Meh. Even if they struggle with accepting criticism, they'll have to at least try, or else suffer cognitive dissonance. And of course, whoever's doing the criticizing needs to be sure not to be too denigrating. Nope, the 'I'm right you're wrong approach never works'.


Two people can talk about a difference of opinion without getting upset.
Yes, this is important. Not all conflict is 'bad' conflict. If an argument remains polite, it can also be a good way to figure out the best way to get something done.


So, simply because I may choose not to argue with someone about a difference of opinion, doesn't mean I am not apt, equipped, able, capable of facing it or handling it.
Yeah, but there are real issues that need to be addressed, sometimes, and ignoring them doesn't make them go away. An unwillingness to participate in a raucous political discussion is one thing, addressing someone's behavior is another.


funny, never thought of this, the right to overreact but I think it's justified.
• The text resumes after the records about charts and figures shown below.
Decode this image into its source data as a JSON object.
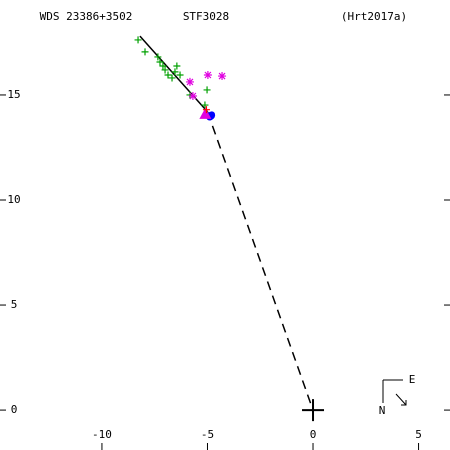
{
  "chart_data": {
    "type": "scatter",
    "title": "WDS 23386+3502",
    "subtitle": "STF3028",
    "reference": "(Hrt2017a)",
    "xlim": [
      -14.83,
      6.49
    ],
    "ylim": [
      -1.9,
      19.52
    ],
    "xticks": [
      -10,
      -5,
      0,
      5
    ],
    "yticks": [
      0,
      5,
      10,
      15
    ],
    "compass": {
      "east": "E",
      "north": "N"
    },
    "series": [
      {
        "marker": "line",
        "dash": false,
        "color": "#000000",
        "x": [
          -8.2,
          -5.0
        ],
        "values": [
          17.8,
          14.2
        ]
      },
      {
        "marker": "line",
        "dash": true,
        "color": "#000000",
        "x": [
          -5.0,
          0
        ],
        "values": [
          14.2,
          0
        ]
      },
      {
        "marker": "plus",
        "color": "#00a000",
        "x": [
          -8.29,
          -7.96,
          -7.35,
          -7.25,
          -7.11,
          -7.01,
          -6.87,
          -6.68,
          -6.54,
          -6.45,
          -6.3,
          -5.83,
          -5.12,
          -5.02
        ],
        "values": [
          17.62,
          17.05,
          16.81,
          16.57,
          16.38,
          16.19,
          15.95,
          15.81,
          16.1,
          16.38,
          15.95,
          15.0,
          14.52,
          15.24
        ]
      },
      {
        "marker": "asterisk",
        "color": "#e000e0",
        "x": [
          -5.83,
          -4.98,
          -4.31,
          -5.69
        ],
        "values": [
          15.62,
          15.95,
          15.9,
          14.95
        ]
      },
      {
        "marker": "circle",
        "color": "#0000ff",
        "x": [
          -4.85
        ],
        "values": [
          14.0
        ]
      },
      {
        "marker": "triangle",
        "color": "#e000e0",
        "x": [
          -5.1
        ],
        "values": [
          14.1
        ]
      },
      {
        "marker": "plus",
        "color": "#ff0000",
        "x": [
          -5.05
        ],
        "values": [
          14.3
        ]
      },
      {
        "marker": "bigplus",
        "color": "#000000",
        "x": [
          0
        ],
        "values": [
          0
        ]
      }
    ]
  }
}
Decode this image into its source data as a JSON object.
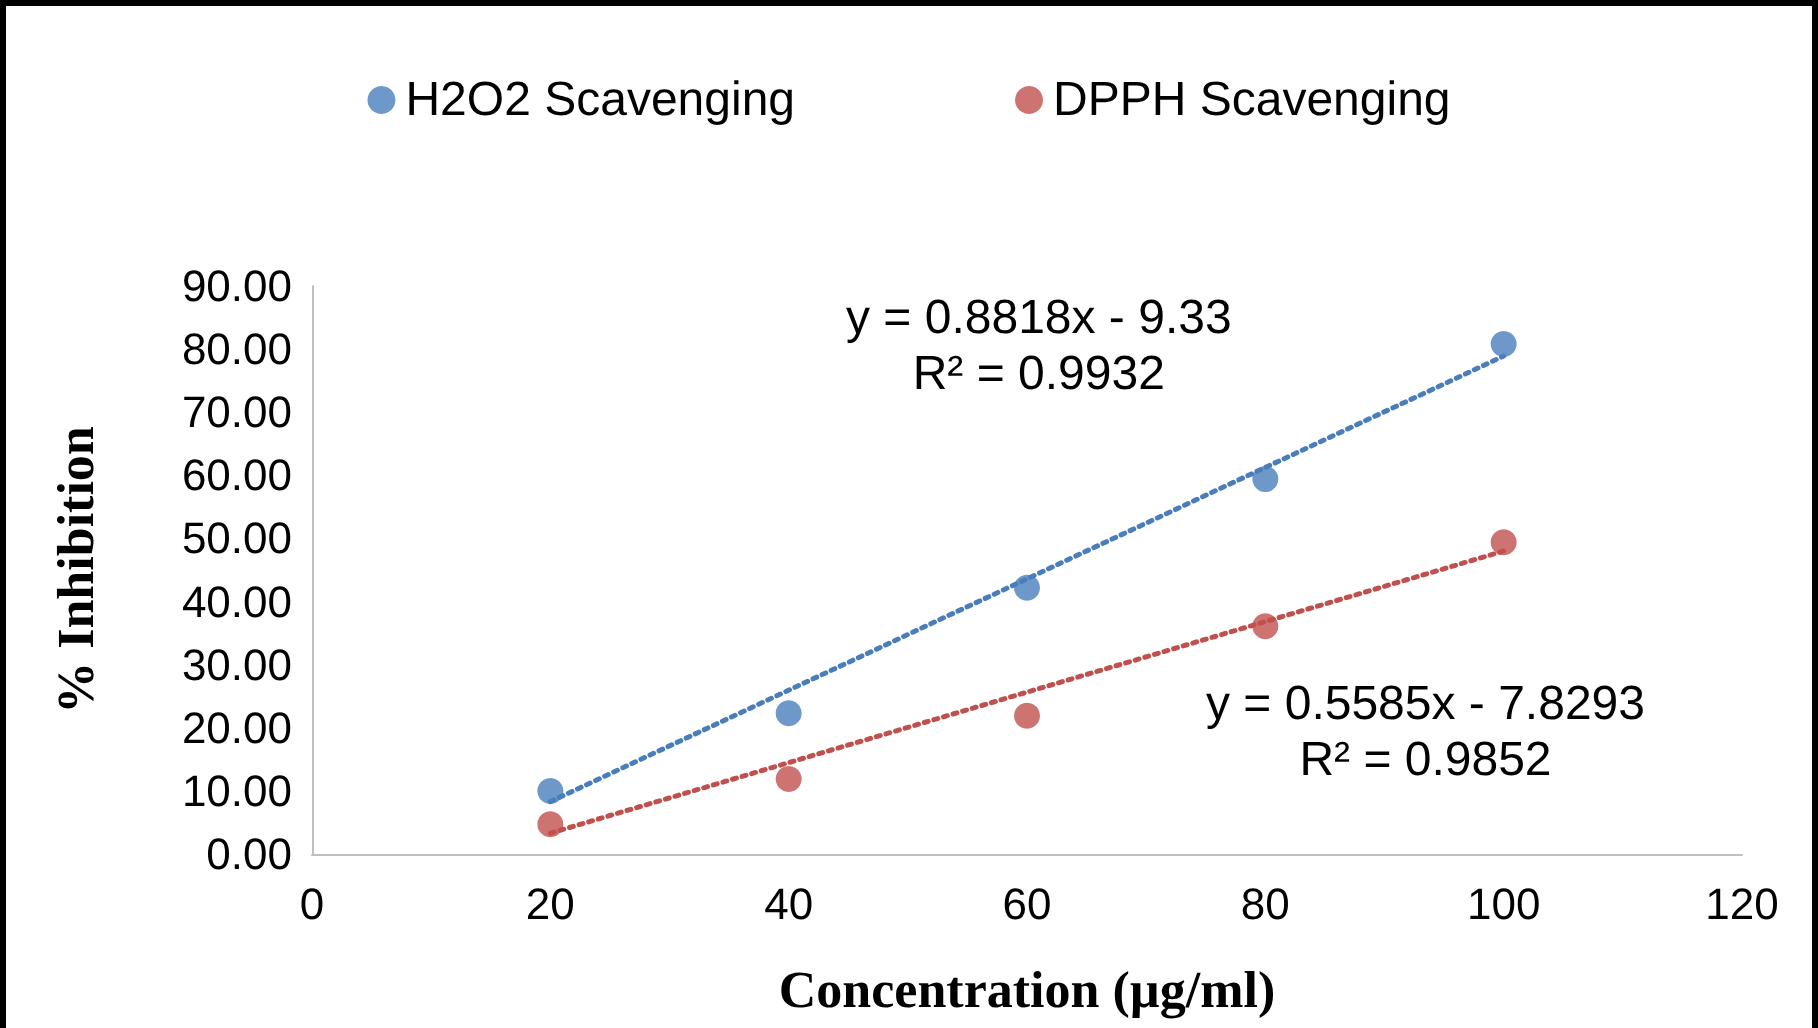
{
  "chart_data": {
    "type": "scatter",
    "xlabel": "Concentration (µg/ml)",
    "ylabel": "% Inhibition",
    "series": [
      {
        "name": "H2O2 Scavenging",
        "color": "#4a7ebb",
        "x": [
          20,
          40,
          60,
          80,
          100
        ],
        "values": [
          10.0,
          22.3,
          42.2,
          59.4,
          80.8
        ]
      },
      {
        "name": "DPPH Scavenging",
        "color": "#c0504d",
        "x": [
          20,
          40,
          60,
          80,
          100
        ],
        "values": [
          4.7,
          11.9,
          21.9,
          36.1,
          49.4
        ]
      },
      {
        "type": "line",
        "color": "#4a7ebb",
        "x": [
          20,
          100
        ],
        "values": [
          8.3,
          78.9
        ],
        "line_style": "dotted",
        "marker": "none"
      },
      {
        "type": "line",
        "color": "#c0504d",
        "x": [
          20,
          100
        ],
        "values": [
          3.3,
          48.0
        ],
        "line_style": "dotted",
        "marker": "none"
      }
    ],
    "annotations": [
      "y = 0.8818x - 9.33\nR² = 0.9932",
      "y = 0.5585x - 7.8293\nR² = 0.9852"
    ],
    "xlim": [
      0,
      120
    ],
    "xticks": [
      0,
      20,
      40,
      60,
      80,
      100,
      120
    ],
    "ylim": [
      0,
      90
    ],
    "yticks": [
      {
        "value": 0,
        "label": "0.00"
      },
      {
        "value": 10,
        "label": "10.00"
      },
      {
        "value": 20,
        "label": "20.00"
      },
      {
        "value": 30,
        "label": "30.00"
      },
      {
        "value": 40,
        "label": "40.00"
      },
      {
        "value": 50,
        "label": "50.00"
      },
      {
        "value": 60,
        "label": "60.00"
      },
      {
        "value": 70,
        "label": "70.00"
      },
      {
        "value": 80,
        "label": "80.00"
      },
      {
        "value": 90,
        "label": "90.00"
      }
    ],
    "grid": false,
    "legend": "top",
    "marker": "circle"
  }
}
We often look at the person who supposedly overreacts as unreasonable and too emotional, someone we think doesn't or can't think rationally or reason capably.
Right, but you keep your emotional reaction to yourself, out of deference to the other person.

I never take insults personally unless they're meant to be insults. Then I stop, and scratch my head, and start to wonder about the sort of person I'm dealing with.
 
Excuse my bluntness, but, that's stupid. It seems to me that would only make the problem worse. I feel like 'real' niceness is managing social relations so that harmony may, over time, prevail, even if it requires a 'discussion' or two in the meantime.

If I'm not mistaken she was just making an observation about human nature. Not trying to define what "real" niceness is.